Jason had not noticed the weapon on the ground at the man’s feet.
That left one… . There he was, slipping silently toward Judith among the shrubbery that concealed him. Since he hadn’t shot her, Jason had to guess he had it in mind to take a hostage. But he might change his mind in a hurry if Jason warned her.
Jason stooped, reaching inside the loose jacket of the dead man. His fingers closed around what he was searching for.
By the time Jason was on his feet, the man was within a few feet of Judith. Time for a single try.
Something made Judith’s would-be assailant turn toward Jason at the last instant. He raised his weapon. Too late. The metal was arcing through the air, a comet in the quad’s light. He grunted as the Spetsnaz fling knife ended its flight, piercing his throat, severing his left carotid artery, and effectively nailing him to the door. His gun clattered to the cement of the porch as a fountain of blood painted the stone a dark black in the artificial light.
Judith saw him for the first time and gave a mousy squeak of horror. “He’s pinned to the door!”
“The eight a.m. tort class is in for a surprise. C’mon, time to go.”
She reached out, feeling the throat. “He’s still alive. I might be able to help.”
“Why would you?”
“Hippocratic Oath.”
“Nobody tried to kill Hippocrates.”
He took the Glock still in her hand, returning it to the holster in the small of his back. “We need to leave before we wind up explaining this mess to the cops.”
“We haven’t done anything wrong. We were just defending ourselves.”
For the first time, Jason noted the sole survivor, the man he had wounded, had disappeared. “Not only ‘defended,’ but defended well. You’re a better shot than I could have hoped.”
He had her hand now, leading her away.
“I killed a man,” she murmured. “I’ve never done that before.”
Jason started to say she would never completely recover from it, that the act was a chasm between civilization and barbarity that could not be re-crossed.

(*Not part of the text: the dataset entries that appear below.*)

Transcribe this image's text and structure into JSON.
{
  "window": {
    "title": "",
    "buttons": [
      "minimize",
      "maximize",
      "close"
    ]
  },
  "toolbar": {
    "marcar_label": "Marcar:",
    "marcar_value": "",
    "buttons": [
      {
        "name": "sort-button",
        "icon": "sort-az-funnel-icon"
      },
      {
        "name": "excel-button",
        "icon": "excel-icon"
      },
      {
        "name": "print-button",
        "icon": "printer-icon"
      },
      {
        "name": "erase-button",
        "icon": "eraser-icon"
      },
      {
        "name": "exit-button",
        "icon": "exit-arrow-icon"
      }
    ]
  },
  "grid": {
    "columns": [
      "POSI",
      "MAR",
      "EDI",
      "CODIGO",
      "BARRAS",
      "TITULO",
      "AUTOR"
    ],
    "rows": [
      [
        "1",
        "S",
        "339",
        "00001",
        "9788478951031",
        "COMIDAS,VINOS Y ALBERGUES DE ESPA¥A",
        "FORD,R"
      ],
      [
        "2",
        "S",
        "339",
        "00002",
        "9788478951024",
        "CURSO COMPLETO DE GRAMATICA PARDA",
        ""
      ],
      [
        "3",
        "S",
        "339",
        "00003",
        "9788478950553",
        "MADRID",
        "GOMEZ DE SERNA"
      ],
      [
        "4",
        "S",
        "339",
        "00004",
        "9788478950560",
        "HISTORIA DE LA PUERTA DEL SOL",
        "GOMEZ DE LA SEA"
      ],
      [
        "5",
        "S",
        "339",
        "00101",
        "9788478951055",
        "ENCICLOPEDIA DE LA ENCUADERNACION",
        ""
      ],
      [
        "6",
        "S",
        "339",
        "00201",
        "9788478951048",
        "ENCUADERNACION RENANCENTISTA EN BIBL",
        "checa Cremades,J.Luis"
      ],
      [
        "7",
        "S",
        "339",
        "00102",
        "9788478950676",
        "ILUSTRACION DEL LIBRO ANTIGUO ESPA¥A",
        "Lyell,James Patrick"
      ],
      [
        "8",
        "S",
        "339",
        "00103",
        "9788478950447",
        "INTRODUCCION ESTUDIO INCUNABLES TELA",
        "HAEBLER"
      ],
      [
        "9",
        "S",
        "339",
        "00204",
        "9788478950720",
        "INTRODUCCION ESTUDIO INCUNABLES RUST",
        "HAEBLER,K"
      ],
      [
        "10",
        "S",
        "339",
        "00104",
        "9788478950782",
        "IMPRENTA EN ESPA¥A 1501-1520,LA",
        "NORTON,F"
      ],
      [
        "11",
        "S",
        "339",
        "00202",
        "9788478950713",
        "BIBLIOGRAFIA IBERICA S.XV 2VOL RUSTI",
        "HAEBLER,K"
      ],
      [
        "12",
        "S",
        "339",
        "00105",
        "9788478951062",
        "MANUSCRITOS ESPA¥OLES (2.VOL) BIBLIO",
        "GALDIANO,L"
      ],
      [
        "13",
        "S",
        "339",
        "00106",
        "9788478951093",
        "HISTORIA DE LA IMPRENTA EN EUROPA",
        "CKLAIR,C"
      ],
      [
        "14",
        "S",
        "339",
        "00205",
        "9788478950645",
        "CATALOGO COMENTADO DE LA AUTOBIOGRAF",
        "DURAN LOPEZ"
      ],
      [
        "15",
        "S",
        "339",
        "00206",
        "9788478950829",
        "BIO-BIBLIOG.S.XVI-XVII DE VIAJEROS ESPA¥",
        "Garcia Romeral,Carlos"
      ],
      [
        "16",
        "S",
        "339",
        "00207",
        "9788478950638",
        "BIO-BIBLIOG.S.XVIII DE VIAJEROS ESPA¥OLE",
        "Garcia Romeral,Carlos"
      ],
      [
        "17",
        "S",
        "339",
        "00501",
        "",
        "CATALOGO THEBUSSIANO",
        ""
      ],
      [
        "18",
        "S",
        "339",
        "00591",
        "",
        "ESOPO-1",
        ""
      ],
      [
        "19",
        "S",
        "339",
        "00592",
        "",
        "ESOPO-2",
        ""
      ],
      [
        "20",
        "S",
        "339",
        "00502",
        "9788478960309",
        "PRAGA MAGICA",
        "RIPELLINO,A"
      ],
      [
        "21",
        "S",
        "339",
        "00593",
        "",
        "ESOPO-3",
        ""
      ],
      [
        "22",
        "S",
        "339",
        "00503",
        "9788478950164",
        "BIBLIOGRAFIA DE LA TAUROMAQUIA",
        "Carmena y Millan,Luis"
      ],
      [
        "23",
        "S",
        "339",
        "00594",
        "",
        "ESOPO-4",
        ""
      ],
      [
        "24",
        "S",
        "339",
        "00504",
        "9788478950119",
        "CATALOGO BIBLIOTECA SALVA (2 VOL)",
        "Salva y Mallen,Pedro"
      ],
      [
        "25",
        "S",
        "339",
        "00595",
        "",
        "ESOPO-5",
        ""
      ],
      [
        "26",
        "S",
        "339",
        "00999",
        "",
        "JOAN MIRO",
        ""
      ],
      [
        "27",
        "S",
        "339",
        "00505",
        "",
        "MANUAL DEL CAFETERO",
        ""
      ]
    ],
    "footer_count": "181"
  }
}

But that would provoke a lot of questions he would prefer not to answer.
Hours later, he rolled over in Judith’s bed. Lovemaking had been furious, urgent. It almost always was after a violent death. Perhaps he and Judith, or anyone who had witnessed bloodshed, felt a need to go through the motions of procreation to replace the life snuffed out. All Jason knew was that with Judith, as with Maria, he enjoyed the clamant need and the magnified release.
Maria.
He was staring at the ceiling, where shadows cast by the streetlights outside created abstract patterns.
What the hell would he tell Maria?
Are you nuts? The inner voice asked. You’ll tell Maria nothing. By the time she comes back from whatever she’s doing in Iceland with whatshisname …
Sevensen.
Yeah, him. By the time she gets back to wherever you choose to live next, this Major Ferris, J., MD won’t even remember your name.
Whaddaya mean, won’t remember my name? After—
After what? After you nearly got her killed? Well, she may remember you for that. But a one-night stand? Get real!
In one way, Jason suspected the voice might be right. He certainly didn’t have room for two women in his life. But not remember his name?